Wirtualne gogle zapewnią nam wyjątkowy obraz, ale co z samym sterowaniem? Tu przychodzą z pomocą różne urządzenia, nad którymi pracują producenci z całego świata. Ciekawie zapowiada się m.in. kombinezon PrioVR czy modułowy STEM System. Bez wątpienia jednak najczęściej wspominanym przy okazji Oculus Rifta urządzeniem jest wielokierunkowa bieżniaVirtuix Omni. Okazuje się jednak, że w czasie, gdy Omni zbierała fundusze na Kickstarterze grupa naukowców z Uniwersytetu Technicznego w Wiedniu równolegle pracowała nad bliźniaczo podobnym pomysłem.

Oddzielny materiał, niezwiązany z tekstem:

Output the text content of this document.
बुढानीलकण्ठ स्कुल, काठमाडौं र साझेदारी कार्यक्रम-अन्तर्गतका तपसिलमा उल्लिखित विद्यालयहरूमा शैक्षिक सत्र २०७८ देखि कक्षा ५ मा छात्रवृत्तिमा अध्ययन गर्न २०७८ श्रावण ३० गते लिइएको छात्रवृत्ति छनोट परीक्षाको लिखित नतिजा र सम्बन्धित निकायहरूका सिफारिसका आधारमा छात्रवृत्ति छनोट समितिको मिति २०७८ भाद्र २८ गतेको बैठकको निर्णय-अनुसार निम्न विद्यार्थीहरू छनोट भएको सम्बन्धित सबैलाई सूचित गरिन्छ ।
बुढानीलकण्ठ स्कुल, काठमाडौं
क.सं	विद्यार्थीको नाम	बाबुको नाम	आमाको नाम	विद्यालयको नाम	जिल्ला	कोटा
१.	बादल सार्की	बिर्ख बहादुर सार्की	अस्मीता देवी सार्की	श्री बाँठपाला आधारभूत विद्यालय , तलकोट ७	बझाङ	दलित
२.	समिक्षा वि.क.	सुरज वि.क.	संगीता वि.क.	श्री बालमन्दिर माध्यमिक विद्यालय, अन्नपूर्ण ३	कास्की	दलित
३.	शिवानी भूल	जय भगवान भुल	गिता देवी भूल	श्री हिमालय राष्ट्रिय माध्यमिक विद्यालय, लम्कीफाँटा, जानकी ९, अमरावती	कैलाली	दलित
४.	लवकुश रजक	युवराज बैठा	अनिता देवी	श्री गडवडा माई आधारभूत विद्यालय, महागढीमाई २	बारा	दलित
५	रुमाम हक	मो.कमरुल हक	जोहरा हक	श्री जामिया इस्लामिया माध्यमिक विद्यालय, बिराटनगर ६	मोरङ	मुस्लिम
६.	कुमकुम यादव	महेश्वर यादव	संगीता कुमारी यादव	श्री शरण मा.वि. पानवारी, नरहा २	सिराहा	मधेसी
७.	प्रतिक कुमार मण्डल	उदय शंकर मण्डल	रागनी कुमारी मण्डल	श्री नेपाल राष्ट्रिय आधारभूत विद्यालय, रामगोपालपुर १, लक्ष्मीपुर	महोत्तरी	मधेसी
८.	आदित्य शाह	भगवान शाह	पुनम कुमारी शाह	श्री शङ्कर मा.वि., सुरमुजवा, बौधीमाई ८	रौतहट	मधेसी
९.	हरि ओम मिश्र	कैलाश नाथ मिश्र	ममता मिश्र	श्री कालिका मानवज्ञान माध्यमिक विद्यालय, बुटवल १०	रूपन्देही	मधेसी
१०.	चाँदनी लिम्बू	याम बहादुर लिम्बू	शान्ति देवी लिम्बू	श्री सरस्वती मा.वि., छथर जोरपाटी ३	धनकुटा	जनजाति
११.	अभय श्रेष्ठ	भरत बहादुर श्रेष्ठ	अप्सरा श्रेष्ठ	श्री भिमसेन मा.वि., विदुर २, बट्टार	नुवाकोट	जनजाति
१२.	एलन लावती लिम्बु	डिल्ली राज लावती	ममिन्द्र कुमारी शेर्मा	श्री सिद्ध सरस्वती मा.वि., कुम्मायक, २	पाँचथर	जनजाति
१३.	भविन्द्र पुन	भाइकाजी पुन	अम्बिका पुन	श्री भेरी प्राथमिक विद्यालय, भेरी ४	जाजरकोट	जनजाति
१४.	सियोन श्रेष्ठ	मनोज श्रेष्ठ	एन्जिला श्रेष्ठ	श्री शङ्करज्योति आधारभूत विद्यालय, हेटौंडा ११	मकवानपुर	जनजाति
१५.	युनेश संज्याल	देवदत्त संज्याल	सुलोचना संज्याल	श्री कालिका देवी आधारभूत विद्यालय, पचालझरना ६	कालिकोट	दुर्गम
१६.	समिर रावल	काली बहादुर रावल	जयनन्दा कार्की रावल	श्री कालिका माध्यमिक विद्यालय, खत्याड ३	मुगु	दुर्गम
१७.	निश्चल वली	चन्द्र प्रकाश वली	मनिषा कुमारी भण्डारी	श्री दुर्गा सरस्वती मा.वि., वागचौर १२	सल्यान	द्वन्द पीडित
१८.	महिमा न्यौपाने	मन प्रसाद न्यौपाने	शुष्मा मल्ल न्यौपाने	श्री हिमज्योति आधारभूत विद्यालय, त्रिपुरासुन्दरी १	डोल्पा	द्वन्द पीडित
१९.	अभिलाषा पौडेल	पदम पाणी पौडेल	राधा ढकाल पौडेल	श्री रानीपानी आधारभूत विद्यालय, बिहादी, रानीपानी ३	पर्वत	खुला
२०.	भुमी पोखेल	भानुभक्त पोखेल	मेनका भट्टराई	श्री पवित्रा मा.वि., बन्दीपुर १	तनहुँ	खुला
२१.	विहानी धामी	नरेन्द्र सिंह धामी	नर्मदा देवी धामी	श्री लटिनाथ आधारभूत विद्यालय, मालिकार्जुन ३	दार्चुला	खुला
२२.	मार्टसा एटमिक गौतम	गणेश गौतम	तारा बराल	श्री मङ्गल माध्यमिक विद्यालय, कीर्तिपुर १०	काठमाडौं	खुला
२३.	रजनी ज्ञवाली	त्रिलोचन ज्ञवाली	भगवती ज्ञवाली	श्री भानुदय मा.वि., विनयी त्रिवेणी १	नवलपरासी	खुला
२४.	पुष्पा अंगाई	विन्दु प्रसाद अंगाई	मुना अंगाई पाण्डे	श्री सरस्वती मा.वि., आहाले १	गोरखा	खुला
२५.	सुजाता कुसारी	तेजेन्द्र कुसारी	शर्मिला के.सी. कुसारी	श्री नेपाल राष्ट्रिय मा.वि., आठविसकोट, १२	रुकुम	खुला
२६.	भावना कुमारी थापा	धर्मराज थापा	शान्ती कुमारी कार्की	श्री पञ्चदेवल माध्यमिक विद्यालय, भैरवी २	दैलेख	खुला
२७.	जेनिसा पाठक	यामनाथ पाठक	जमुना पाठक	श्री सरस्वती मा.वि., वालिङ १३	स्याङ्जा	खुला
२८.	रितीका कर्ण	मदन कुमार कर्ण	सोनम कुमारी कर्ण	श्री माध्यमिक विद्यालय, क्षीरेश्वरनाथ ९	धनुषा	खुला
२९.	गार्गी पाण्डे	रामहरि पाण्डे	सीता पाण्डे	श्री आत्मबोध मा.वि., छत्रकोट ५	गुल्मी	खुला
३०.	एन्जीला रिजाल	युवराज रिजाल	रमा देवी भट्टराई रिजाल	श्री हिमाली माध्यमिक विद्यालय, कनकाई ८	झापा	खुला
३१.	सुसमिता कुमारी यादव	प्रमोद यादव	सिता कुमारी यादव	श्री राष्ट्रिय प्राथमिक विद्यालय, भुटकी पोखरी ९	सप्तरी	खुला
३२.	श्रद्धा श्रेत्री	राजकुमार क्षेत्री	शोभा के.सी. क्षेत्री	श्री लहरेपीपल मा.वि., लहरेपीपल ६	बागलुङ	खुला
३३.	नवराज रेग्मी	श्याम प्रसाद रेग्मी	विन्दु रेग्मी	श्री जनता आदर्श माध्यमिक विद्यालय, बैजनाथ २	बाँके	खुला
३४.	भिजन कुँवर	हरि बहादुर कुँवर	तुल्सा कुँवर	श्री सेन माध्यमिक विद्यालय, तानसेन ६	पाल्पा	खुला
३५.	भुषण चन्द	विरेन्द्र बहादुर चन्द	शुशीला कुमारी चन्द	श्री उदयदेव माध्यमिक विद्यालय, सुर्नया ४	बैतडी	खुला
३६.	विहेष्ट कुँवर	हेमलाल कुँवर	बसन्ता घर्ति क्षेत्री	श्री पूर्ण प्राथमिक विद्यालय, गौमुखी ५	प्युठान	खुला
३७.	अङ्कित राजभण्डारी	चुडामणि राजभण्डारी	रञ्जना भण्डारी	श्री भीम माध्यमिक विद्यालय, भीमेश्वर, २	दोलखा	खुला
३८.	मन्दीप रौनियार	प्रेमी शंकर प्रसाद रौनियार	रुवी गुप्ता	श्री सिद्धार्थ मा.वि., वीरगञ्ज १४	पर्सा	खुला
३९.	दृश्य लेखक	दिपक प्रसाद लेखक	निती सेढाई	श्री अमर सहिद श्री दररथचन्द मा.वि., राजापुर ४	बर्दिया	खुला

Virtualizer jest bieżnią wielokierunkową, która choć budową przypomina Omni to jednak jest o wiele bardziej funkcjonalna. Przede wszystkim dlatego, że pierścień, do którego przymocowane są “szelki” trzymające użytkownika na platformie, znajduje się na prowadnicach. Dzięki temu możliwe jest komfortowe kucanie czy podskakiwanie. Po drugie zaś platforma pokryta jest materiałem, który umożliwia ślizganie się po jego powierzchni i nie wymaga noszenia specjalnego obuwia – można grać w samych skarpetkach.
Urządzenie w sprzedaży ma pojawić się w przyszłym roku. Cena nie jest jeszcze znana, ale jeśli uda im się zbliżyć do ceny Omni (499$) lub nawet troszkę ją zbić Virtuix może mieć wielkie kłopoty w sprzedaży swojego modelu.